2Startup of the day: Beats Medical
07:41, 3 September 2012 by Philip Connolly
Ciara Clancy, chief executive of Beats Medical
Company: Beats Medical
Status: testing
Founder: Ciara Clancy
Support: privately funded
What it does: hardware and software solution to help treat Parkinson’s disease
Over the past few decades a technological revolution has led to many of us carrying phones with more processing power than the Apollo spacecraft. For most people the impact of this has been felt through an increase in how connected we are through social networking and spending time online. Yet this new technology can also be applied to help people with serious medical issues.
Founded earlier this year, Beats Medical has brought together a team of both medial and technological expertise to help apply new technology to medical issues. The Dublin-based company is currently testing a new hardware and software solution to help reduce treatment costs, improve mobility and increase the living-standards of patients with Parkinson’s disease.

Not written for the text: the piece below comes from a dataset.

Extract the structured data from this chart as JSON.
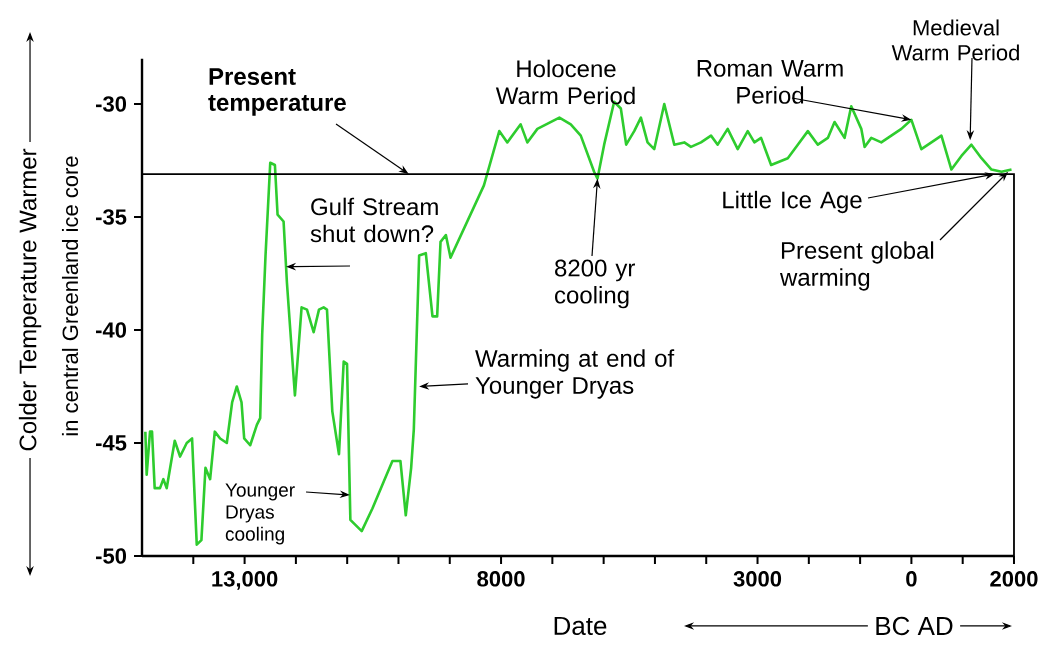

“We have developed a solution designed to revolutionise the way people with Parkinson’s are treated, assessed and monitored,” said Ciara Clancy, chief executive. “With our idea we thought we could really change the lives of people with Parkinson’s and also reduce the costs of healthcare. We use mobile phones to improve the care for people being treated.”
Clancy, a chartered physiotherapist, has experience working with people suffering from Parkinson’s and saw an opportunity to apply technology to help their treatment. Currently the product is at prototype stage and the company is about to start user trials. Clancy hopes the product will be launched within the next 12 months.
“Not only is this a business that can generate substantial revenue but we can truly make a difference to people’s lives,” said Clancy. “We have worked with a Parkinson’s charity, who have given us advice on what is important to them. Also we have worked with people involved in the tech sector and business, synergising areas that wouldn’t normally work together. Ireland is small but we can definitely build upon this and expand into Europe. It is totally exportable.”
Up to this point the company has been privately funded and is one of the 20 finalists in the Dublin version of Telefónica’sWayrastartup academy. Up to 10 projects will be selected to receive an investment of €50,000 each later this week.
Advice: “Be passionate about what you do.”